Monday, January 07, 2008

Tornadoes strike Northern Illinois

At 2:35pm the Storm Prediction Center issued a Tornado Watch for Northern Illinois. With an unstable airmass ahead of a cold front, thunderstorms were anticipated. A pseudo-warm front stretched across Southern Wisconsin with snowpack to the north and 60° temperatures to the south.

Storms began to fire up around 3pm to the west of Rockford. Pea sized hail fell on top of the WREX studios at 3:00pm with a linear thunderstorm. The storm strengthened as it moved into Loves Park. At 3:15pm one inch diameter hail fell along North Second Street. A wall cloud was spotted from the corner of North Mulford Rd and Riverside Blvd. At this time the storm was beginning its transformation from a linear storm into a supercell thunderstorm. It continued moving northeast at an estimated 55mph. Right around 3:30pm, the storm produced its first of many tornadoes. It struck just northwest of Poplar Grove and targeted the area around the popular Edward's Apple Orchard on Centerville Road. One person was trapped under debris as the tornado continued racing east at speeds nearing 60mph. By 4:00pm the tornado was north of Harvard where a northbound Union Pacific freight train was no match. Four train cars were lifted off of the tracks and thrown back down. Shortly afterwards a tractor-trailer truck on US Highway 14 was flipped over north of Harvard, Illinois.















The storm continued moving into Racine and Kenosha Counties where it continued to spawn tornadoes. The town of Wheatland, Wisconsin was severely affected by the tornado. The Milwaukee office of the National Weather Service reports: "Getting reports of 12 homes destroyed in Western Kenosha County, in a subdivision. Some homes gone down to foundation. No idea how well constructed...but we are probably looking at EF2 or better."

Teams from the National Weather Service will be in Northern Illinois and Southern Wisconsin surveying the damage on Tuesday. Once the assessment is made, we will be able to estimate the strength of the tornadoes.

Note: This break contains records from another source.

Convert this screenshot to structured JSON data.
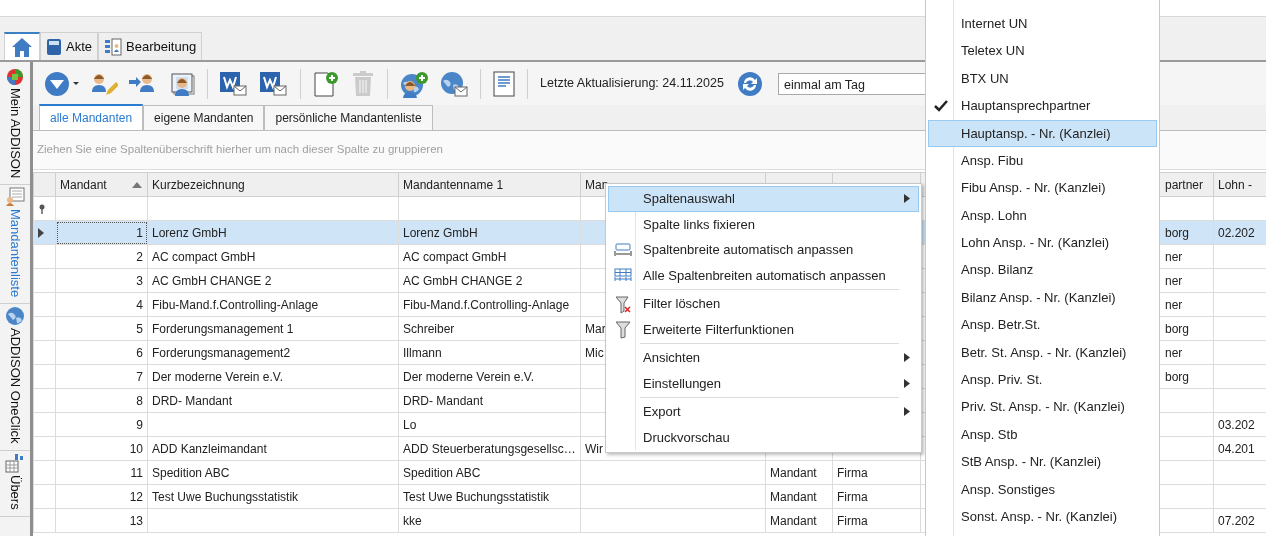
{
  "ribbon_tabs": [
    {
      "kind": "home",
      "selected": true
    },
    {
      "kind": "book",
      "label": "Akte",
      "selected": false
    },
    {
      "kind": "form",
      "label": "Bearbeitung",
      "selected": false
    }
  ],
  "sidebar": {
    "items": [
      {
        "kind": "ring",
        "label": "Mein ADDISON",
        "selected": false
      },
      {
        "kind": "list",
        "label": "Mandantenliste",
        "selected": true
      },
      {
        "kind": "globe",
        "label": "ADDISON OneClick",
        "selected": false
      },
      {
        "kind": "chart",
        "label": "Übers",
        "selected": false
      }
    ]
  },
  "toolbar": {
    "groups": [
      [
        {
          "kind": "dropdown",
          "disabled": false
        },
        {
          "kind": "person-edit",
          "disabled": false
        },
        {
          "kind": "person-arrow",
          "disabled": false
        },
        {
          "kind": "portrait",
          "disabled": false
        }
      ],
      [
        {
          "kind": "doc-mail",
          "disabled": false
        },
        {
          "kind": "doc-mail",
          "disabled": false
        }
      ],
      [
        {
          "kind": "doc-plus",
          "disabled": false
        },
        {
          "kind": "trash",
          "disabled": true
        }
      ],
      [
        {
          "kind": "globe-plus",
          "disabled": false
        },
        {
          "kind": "globe-mail",
          "disabled": false
        }
      ],
      [
        {
          "kind": "note",
          "disabled": false
        }
      ]
    ],
    "last_update": "Letzte Aktualisierung: 24.11.2025",
    "interval": {
      "value": "einmal am Tag"
    }
  },
  "tabs": [
    {
      "label": "alle Mandanten",
      "selected": true
    },
    {
      "label": "eigene Mandanten",
      "selected": false
    },
    {
      "label": "persönliche Mandantenliste",
      "selected": false
    }
  ],
  "group_panel": {
    "hint": "Ziehen Sie eine Spaltenüberschrift hierher um nach dieser Spalte zu gruppieren"
  },
  "table": {
    "header": {
      "mandant": {
        "label": "Mandant",
        "sorted": true
      },
      "kurzbezeichnung": {
        "label": "Kurzbezeichnung",
        "sorted": false
      },
      "mandantenname_1": {
        "label": "Mandantenname 1",
        "sorted": false
      },
      "column_4": {
        "label": "Man",
        "sorted": false
      },
      "column_8": {
        "label": "partner",
        "sorted": false
      },
      "column_9": {
        "label": "Lohn -",
        "sorted": false
      }
    },
    "rows": [
      {
        "selected": true,
        "mandant": "1",
        "kurzbezeichnung": "Lorenz GmbH",
        "mandantenname_1": "Lorenz GmbH",
        "column_8": "borg",
        "column_9": "02.202"
      },
      {
        "selected": false,
        "mandant": "2",
        "kurzbezeichnung": "AC compact GmbH",
        "mandantenname_1": "AC compact GmbH",
        "column_8": "ner"
      },
      {
        "selected": false,
        "mandant": "3",
        "kurzbezeichnung": "AC GmbH CHANGE 2",
        "mandantenname_1": "AC GmbH CHANGE 2",
        "column_8": "ner"
      },
      {
        "selected": false,
        "mandant": "4",
        "kurzbezeichnung": "Fibu-Mand.f.Controlling-Anlage",
        "mandantenname_1": "Fibu-Mand.f.Controlling-Anlage",
        "column_8": "ner"
      },
      {
        "selected": false,
        "mandant": "5",
        "kurzbezeichnung": "Forderungsmanagement 1",
        "mandantenname_1": "Schreiber",
        "column_4": "Mar",
        "column_8": "borg"
      },
      {
        "selected": false,
        "mandant": "6",
        "kurzbezeichnung": "Forderungsmanagement2",
        "mandantenname_1": "Illmann",
        "column_4": "Mic",
        "column_8": "ner"
      },
      {
        "selected": false,
        "mandant": "7",
        "kurzbezeichnung": "Der moderne Verein e.V.",
        "mandantenname_1": "Der moderne Verein e.V.",
        "column_8": "borg"
      },
      {
        "selected": false,
        "mandant": "8",
        "kurzbezeichnung": "DRD- Mandant",
        "mandantenname_1": "DRD- Mandant"
      },
      {
        "selected": false,
        "mandant": "9",
        "mandantenname_1": "Lo",
        "column_9": "03.202"
      },
      {
        "selected": false,
        "mandant": "10",
        "kurzbezeichnung": "ADD Kanzleimandant",
        "mandantenname_1": "ADD Steuerberatungsgesellsc…",
        "column_4": "Wir",
        "column_9": "04.201"
      },
      {
        "selected": false,
        "mandant": "11",
        "kurzbezeichnung": "Spedition ABC",
        "mandantenname_1": "Spedition ABC",
        "column_5": "Mandant",
        "column_6": "Firma"
      },
      {
        "selected": false,
        "mandant": "12",
        "kurzbezeichnung": "Test Uwe Buchungsstatistik",
        "mandantenname_1": "Test Uwe Buchungsstatistik",
        "column_5": "Mandant",
        "column_6": "Firma"
      },
      {
        "selected": false,
        "mandant": "13",
        "mandantenname_1": "kke",
        "column_5": "Mandant",
        "column_6": "Firma",
        "column_9": "07.202"
      }
    ]
  },
  "context_menu": {
    "items": [
      {
        "kind": "plain",
        "label": "Spaltenauswahl",
        "has_submenu": true,
        "selected": true
      },
      {
        "kind": "plain",
        "label": "Spalte links fixieren",
        "has_submenu": false,
        "selected": false
      },
      {
        "kind": "autofit",
        "label": "Spaltenbreite automatisch anpassen",
        "has_submenu": false,
        "selected": false
      },
      {
        "kind": "autofit-all",
        "label": "Alle Spaltenbreiten automatisch anpassen",
        "has_submenu": false,
        "selected": false
      },
      {
        "kind": "separator"
      },
      {
        "kind": "filter-clear",
        "label": "Filter löschen",
        "has_submenu": false,
        "selected": false
      },
      {
        "kind": "filter",
        "label": "Erweiterte Filterfunktionen",
        "has_submenu": false,
        "selected": false
      },
      {
        "kind": "separator"
      },
      {
        "kind": "plain",
        "label": "Ansichten",
        "has_submenu": true,
        "selected": false
      },
      {
        "kind": "plain",
        "label": "Einstellungen",
        "has_submenu": true,
        "selected": false
      },
      {
        "kind": "separator"
      },
      {
        "kind": "plain",
        "label": "Export",
        "has_submenu": true,
        "selected": false
      },
      {
        "kind": "plain",
        "label": "Druckvorschau",
        "has_submenu": false,
        "selected": false
      }
    ]
  },
  "submenu": {
    "items": [
      {
        "label": "Internet UN",
        "checked": false,
        "selected": false
      },
      {
        "label": "Teletex UN",
        "checked": false,
        "selected": false
      },
      {
        "label": "BTX UN",
        "checked": false,
        "selected": false
      },
      {
        "label": "Hauptansprechpartner",
        "checked": true,
        "selected": false
      },
      {
        "label": "Hauptansp. - Nr. (Kanzlei)",
        "checked": false,
        "selected": true
      },
      {
        "label": "Ansp. Fibu",
        "checked": false,
        "selected": false
      },
      {
        "label": "Fibu Ansp. - Nr. (Kanzlei)",
        "checked": false,
        "selected": false
      },
      {
        "label": "Ansp. Lohn",
        "checked": false,
        "selected": false
      },
      {
        "label": "Lohn Ansp. - Nr. (Kanzlei)",
        "checked": false,
        "selected": false
      },
      {
        "label": "Ansp. Bilanz",
        "checked": false,
        "selected": false
      },
      {
        "label": "Bilanz Ansp. - Nr. (Kanzlei)",
        "checked": false,
        "selected": false
      },
      {
        "label": "Ansp. Betr.St.",
        "checked": false,
        "selected": false
      },
      {
        "label": "Betr. St. Ansp. - Nr. (Kanzlei)",
        "checked": false,
        "selected": false
      },
      {
        "label": "Ansp. Priv. St.",
        "checked": false,
        "selected": false
      },
      {
        "label": "Priv. St. Ansp. - Nr. (Kanzlei)",
        "checked": false,
        "selected": false
      },
      {
        "label": "Ansp. Stb",
        "checked": false,
        "selected": false
      },
      {
        "label": "StB Ansp. - Nr. (Kanzlei)",
        "checked": false,
        "selected": false
      },
      {
        "label": "Ansp. Sonstiges",
        "checked": false,
        "selected": false
      },
      {
        "label": "Sonst. Ansp. - Nr. (Kanzlei)",
        "checked": false,
        "selected": false
      }
    ]
  }
}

Thankfully, injuries were minimal today and no fatalities have been reported thus far. The Tornado Watch that was in effect earlier has been canceled.

Eric Sorensen
Chief Meteorologist
WREX-TV

7 comments:

R. F. Zammuto said...

You guys did a great job informing all of us.
Thank You

F5tornadomanF4 said...

Hey Eric,

I would also like to thank you for keeping us so well informed on all of this, and for showing the most photo's and news coverage on your station! good job. I went chasing this thing from rockton to elkorn, but didnt see the tornado, saw a nice wall cloud though!

tony said...

Well like I said,I live on the south end of loves park, I am right on the rockford-loves park borderline and when that storm was passing just north of here, we did get one black cloud and it moved quick then we get a big blast of wind and rain, kind of like a mini microburst, but then it passed us and we didn't have much else. I know the majority of the afternoon, the skies were dark north, west, and northwest of here, but we really didn't get much. I seriously thought about heading to rockton, roscoe area to see the storm come, but I don't know if I would have seen the wall cloud. 13 news kicked butt with the coverage. Thats why I only rely on them.

Eric Sorensen said...

Thank you so much for your comments and thank God with all of the damage that we've shown there were no serious injuries or deaths. -ERIC

tony said...

I agree there. Eric, did you get my before and after pic of the snowpack and the mammatus clouds over my house today. U all did a superb job.

Footville, WI said...

It is currently raining quite hard here, are we expected to have any adverse weather today besides the rain?

StormGuy88 said...

Eric, how much miles did the tornado last before dissapating and when was the time when the tornado touched the ground and ended? Man, my head hurts because of the fireworks next door.